The idea of reversibility is understood. The child at this stage has the ability to classify, form concepts, and to group the same object along different dimensions, for example, chickens as animals and also as cooked food. Therefore, this period in the child’s life is characterized by forming concepts, concretization of objects that are perceived and manipulated. Concrete operational thoughts require that information is presented concretely. Operations at this stage can be imagined and results anticipated. Associated concepts like height and width are distinguished, that one can be moving while the other stays fixed—all these operations emerge during the concrete operational stage.
Stage 4: Formal Operational Period (11 Years through Adulthood):
As the child reaches adolescence he/she enters the most advanced stage of cognitive operations. He is now able to deal with more than the concrete, real life situations of the previous stage. Beginning with preadolescence, people begin to display the ability to engage informal reasoning on an abstract level.

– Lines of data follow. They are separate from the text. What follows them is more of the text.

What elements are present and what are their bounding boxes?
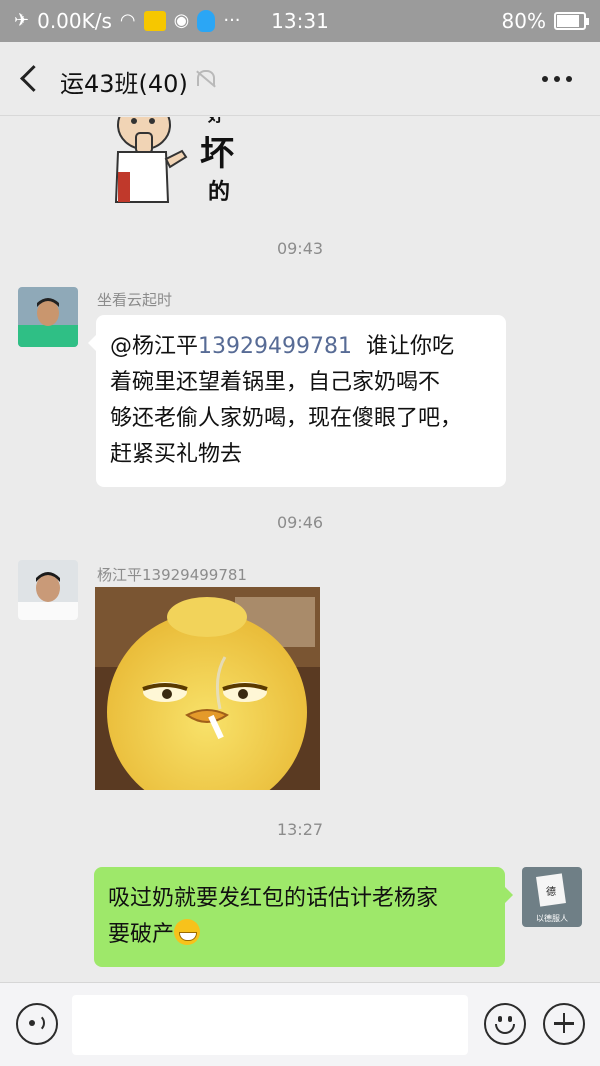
battery-icon bbox=[554, 12, 589, 30]
message-input[interactable] bbox=[72, 995, 468, 1055]
timestamp: 09:43 bbox=[276, 239, 324, 258]
sender-name: 杨江平13929499781 bbox=[97, 566, 247, 584]
message-text: 谁让你吃 bbox=[365, 334, 454, 359]
bell-muted-icon bbox=[195, 68, 215, 90]
avatar[interactable] bbox=[18, 287, 78, 347]
sender-name: 坐看云起时 bbox=[97, 291, 173, 309]
message-text: 赶紧买礼物去 bbox=[110, 442, 243, 467]
back-arrow-icon[interactable] bbox=[18, 64, 46, 94]
chat-title: 运43班(40) bbox=[60, 70, 188, 98]
message-bubble-self[interactable]: 吸过奶就要发红包的话估计老杨家 要破产 bbox=[94, 867, 513, 967]
phone-link[interactable]: 13929499781 bbox=[198, 334, 352, 359]
battery-percent: 80% bbox=[501, 9, 546, 33]
sticker-text-hao: 好 bbox=[207, 117, 224, 125]
plus-icon[interactable] bbox=[543, 1003, 585, 1045]
message-text: 吸过奶就要发红包的话估计老杨家 bbox=[108, 886, 439, 911]
mention[interactable]: @杨江平 bbox=[110, 334, 198, 359]
timestamp: 13:27 bbox=[276, 820, 324, 839]
voice-icon[interactable] bbox=[16, 1003, 58, 1045]
status-bar: ✈ 0.00K/s ◠ ◉ ··· 13:31 80% bbox=[0, 0, 600, 42]
message-text: 够还老偷人家奶喝，现在傻眼了吧， bbox=[110, 406, 463, 431]
input-bar bbox=[0, 982, 600, 1066]
message-text: 要破产 bbox=[108, 922, 175, 947]
chat-header: 运43班(40) bbox=[0, 42, 600, 116]
smile-icon[interactable] bbox=[484, 1003, 526, 1045]
message-text: 着碗里还望着锅里，自己家奶喝不 bbox=[110, 370, 441, 395]
avatar[interactable] bbox=[18, 560, 78, 620]
sticker-text-de: 的 bbox=[208, 179, 230, 205]
more-dots-icon[interactable] bbox=[542, 76, 572, 82]
message-bubble[interactable]: @杨江平13929499781 谁让你吃 着碗里还望着锅里，自己家奶喝不 够还老… bbox=[88, 315, 506, 487]
self-avatar-caption: 以德服人 bbox=[536, 913, 568, 923]
self-avatar[interactable]: 德 以德服人 bbox=[522, 867, 582, 927]
chick-image[interactable] bbox=[95, 587, 320, 790]
sticker-text-huai: 坏 bbox=[200, 134, 234, 174]
cartoon-sticker-image[interactable]: 好 坏 的 bbox=[96, 117, 256, 212]
grin-emoji-icon bbox=[174, 919, 201, 945]
timestamp: 09:46 bbox=[276, 513, 324, 532]
svg-text:德: 德 bbox=[546, 885, 556, 898]
message-list[interactable]: 好 坏 的 09:43 坐看云起时 @杨江平13929499781 谁让你吃 着… bbox=[0, 117, 600, 982]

They can draw hypotheses from their observations, imagine hypothetical as well as real events or deduce or induce principles regarding the world around them. They can think logically about abstract things—things existing only in their own mind. Even without direct experience of an object, a child of this period can construct theories and reach logical conclusions about their consequences, he now can adopt almost adult way of abstracting.
Having mastered decentralization, reversibility and now abstract thinking, the child is able to solve abstract problems, thinks logically as is observed in the fifth or sixth grade children in the elementary schools. Fully concrete operations appear during junior school period. Throughout the adolescent years, intellectual development primarily involves increasing sophistication in the handling of formal operations.

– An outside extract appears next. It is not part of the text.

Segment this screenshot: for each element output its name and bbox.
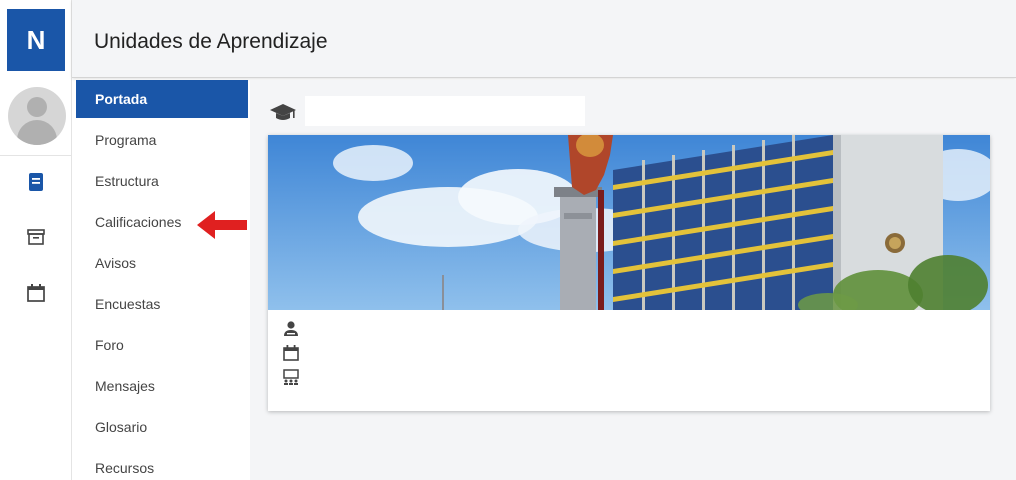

Concrete operational children approach any problem unsystematically and soon fail or give up because their chaotic approach leave them without any real clue to the answer. Formal operational children, on the other hand, handle the problem very systematically and methodically.
The Higher Mental Processes:
The course of cognitive development charted by Piaget is accompanied by the concurrent development of several important mental processes which are required for adaptive and intelligent behaviour. Of these processes the important ones are mental representation, concept formation, reasoning, selective attention and memory. The central theme of Piaget’s theory is the process of mental representation of the world for the child.
According to Piaget, a major advance in the child’s ability to represent the events mentally occurs at about two years of age, corresponding closely with the onset of preoperational period. At this time the child begins to distinguish what Piaget calls “signifiers” (internal symbols and signs) from ‘significates’ (the actual objects, events and actions to which signifiers refer).
Piaget distinguishes between two kinds of signifiers symbols and signs in the development of mental representation. Symbols correspond to the events that they represent and also physically: signs, on the other hand, does not resemble the object or event, but are’ shared by other members of the environment (e.g. formal language).
Piaget argues that representational thoughts does not have its beginning in social language, but rather in private symbols which form the basis for later acquisition of language.